SYDNEY: Myanmar’s de facto leader Aung San Suu Kyi on Monday pulled out of a public speech and question-and-answer session in Sydney because she was "not feeling well", the event’s organisers said.

Suu Kyi has been under fire internationally for her public silence about a military crackdown in Myanmar’s Rakhine state that has seen nearly 700,000 of the Muslim Rohingya minority flee to Bangladesh.

Suu Kyi, who attended an special Asean-Australia summit on Friday-Sunday, was in Canberra for talks with Prime Minister Malcolm Turnbull on Monday. She had been due to make a keynote speech at the Lowy Institute think-tank in Sydney on Tuesday.

The speech and subsequent Q and A session would have been the only public comments the Nobel Prize winner would have made during her Australia trip. "This afternoon the Lowy Institute was informed by the Myanmar embassy that the State Counsellor will no longer be able to participate in this event as she is not feeling well," a spokeswoman for the think-tank said in a statement.

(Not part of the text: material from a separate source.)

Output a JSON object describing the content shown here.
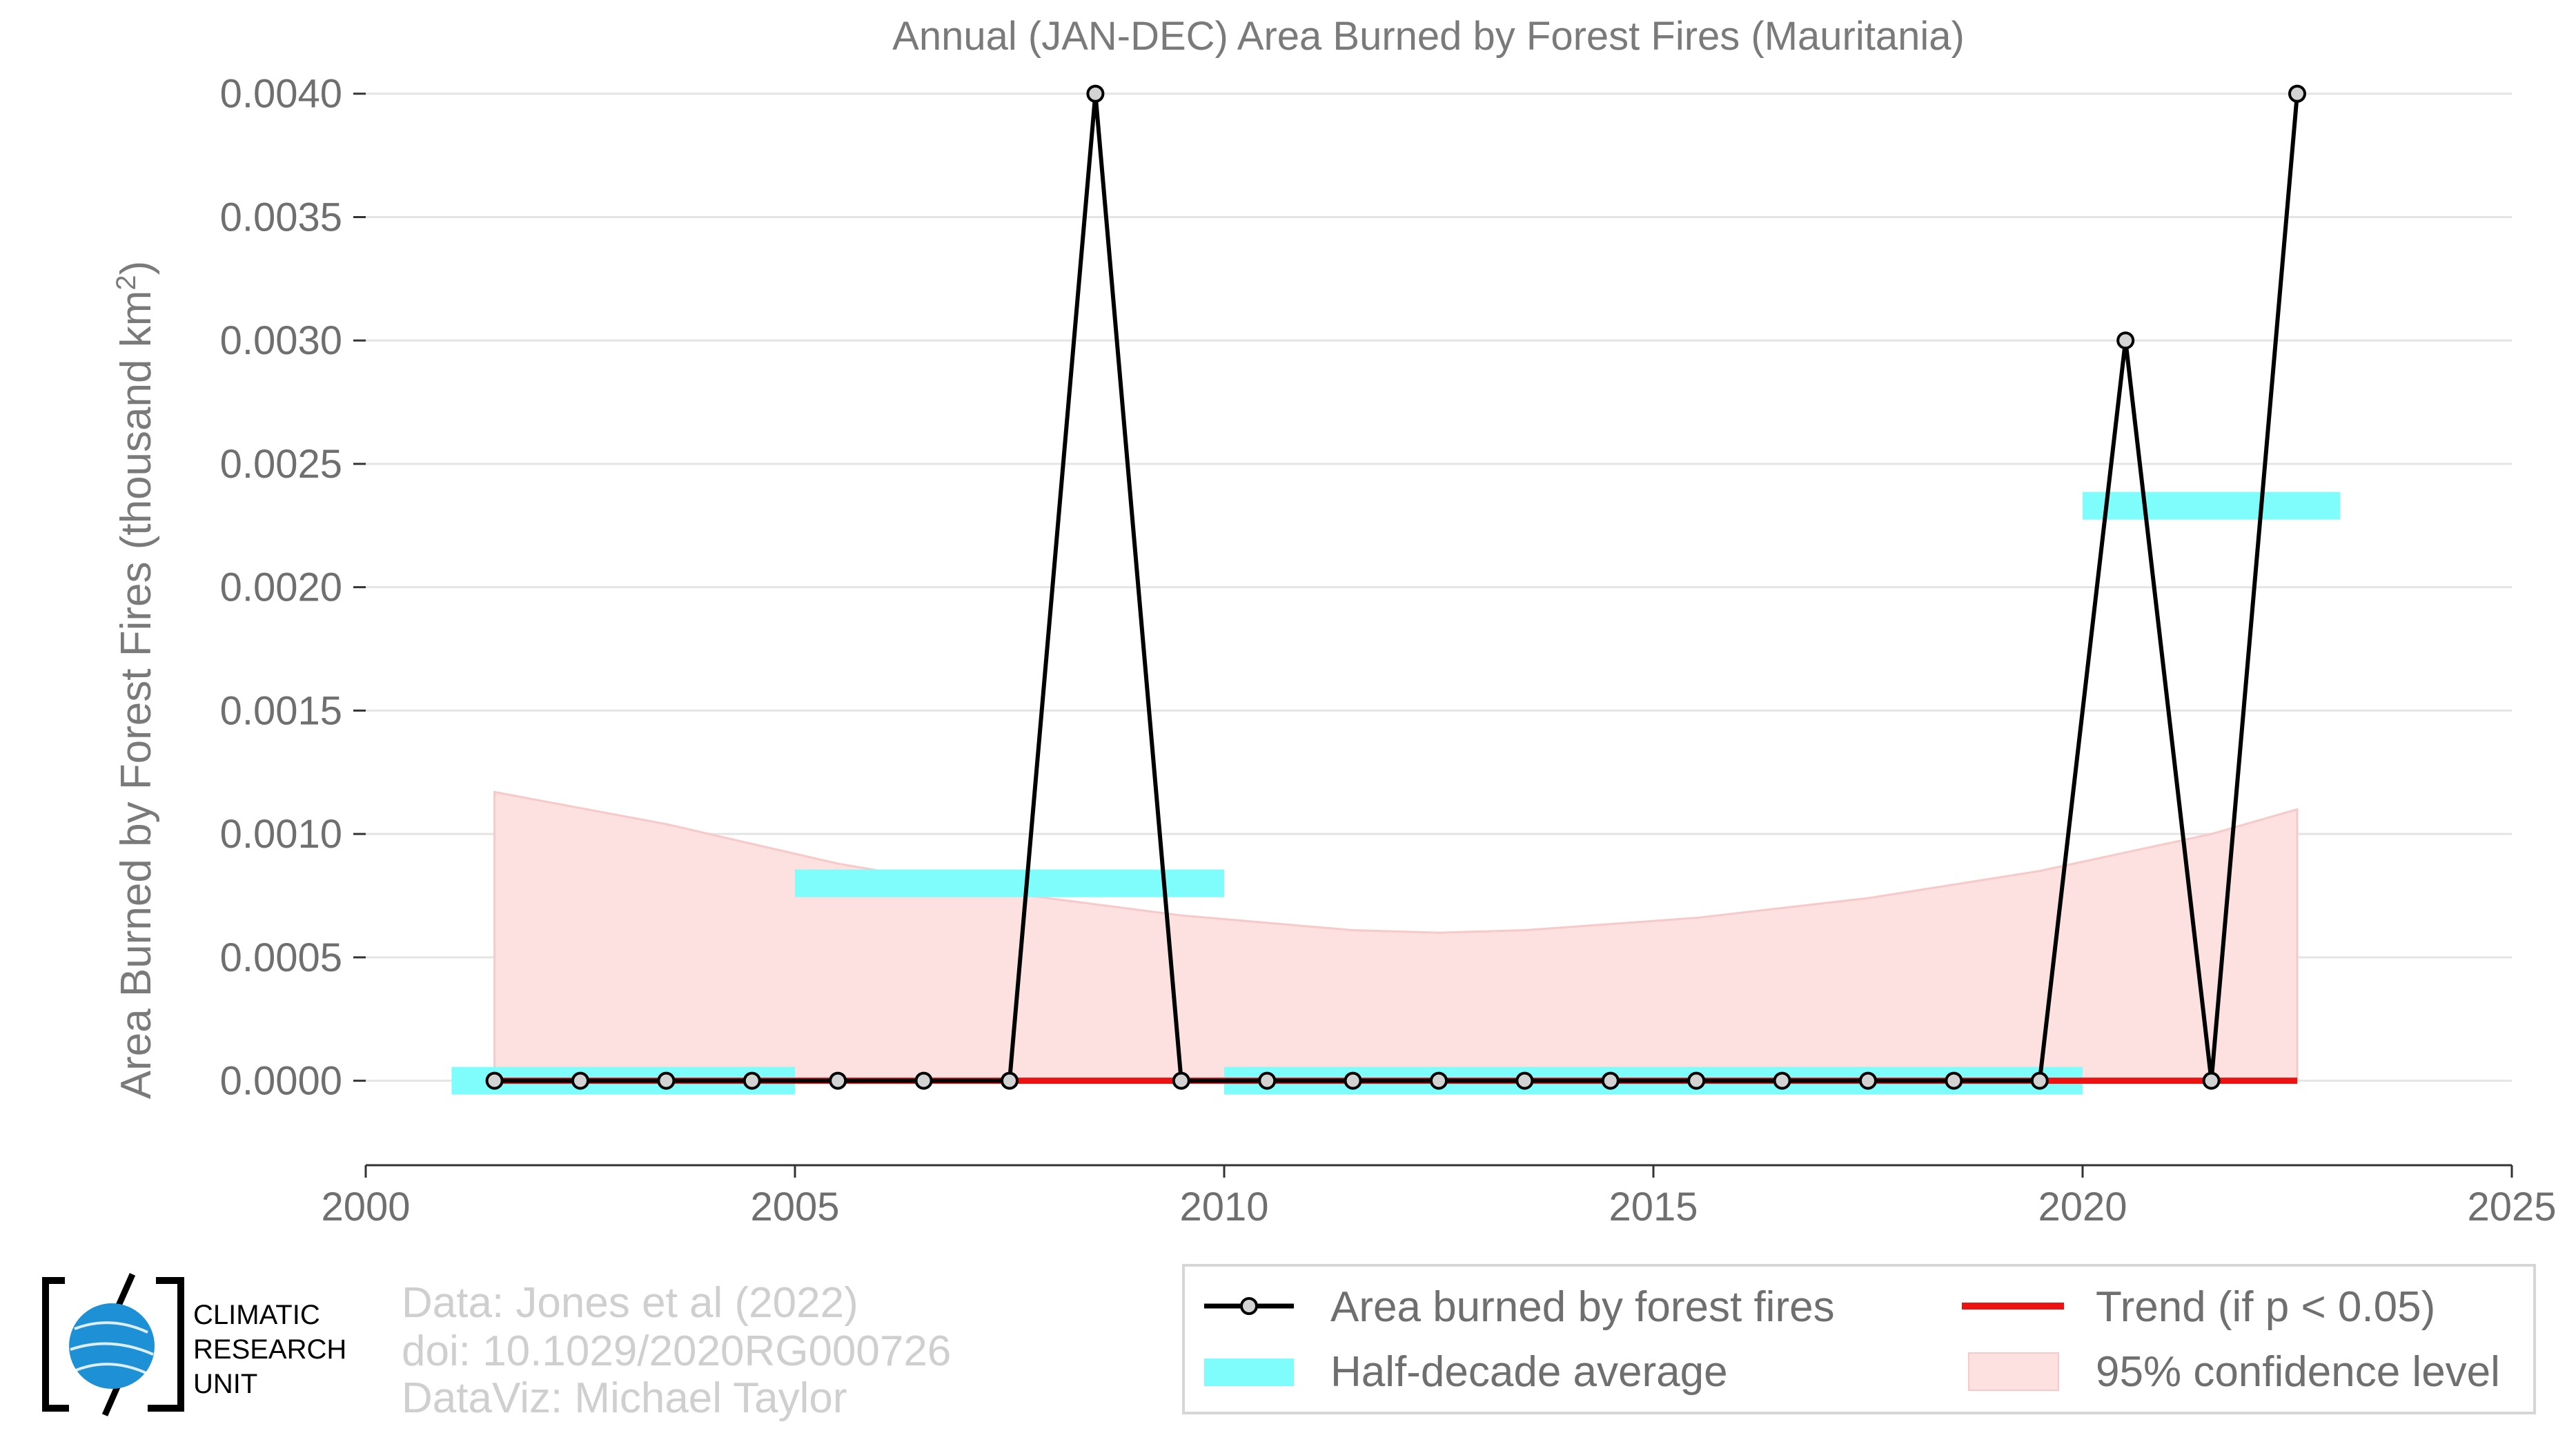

"Accordingly, the event is now cancelled". The Rohingya humanitarian crisis was one of the key topics at the special summit between the Association of Southeast Asian Nations (Asean) and Australia, with other leaders quizzing her about the issue during a gathering on Sunday, Turnbull said. Malaysia’s leader Najib Razak had warned Saturday that the issue could threaten regional security since those victimised could fall prey to extremist groups like the Islamic State.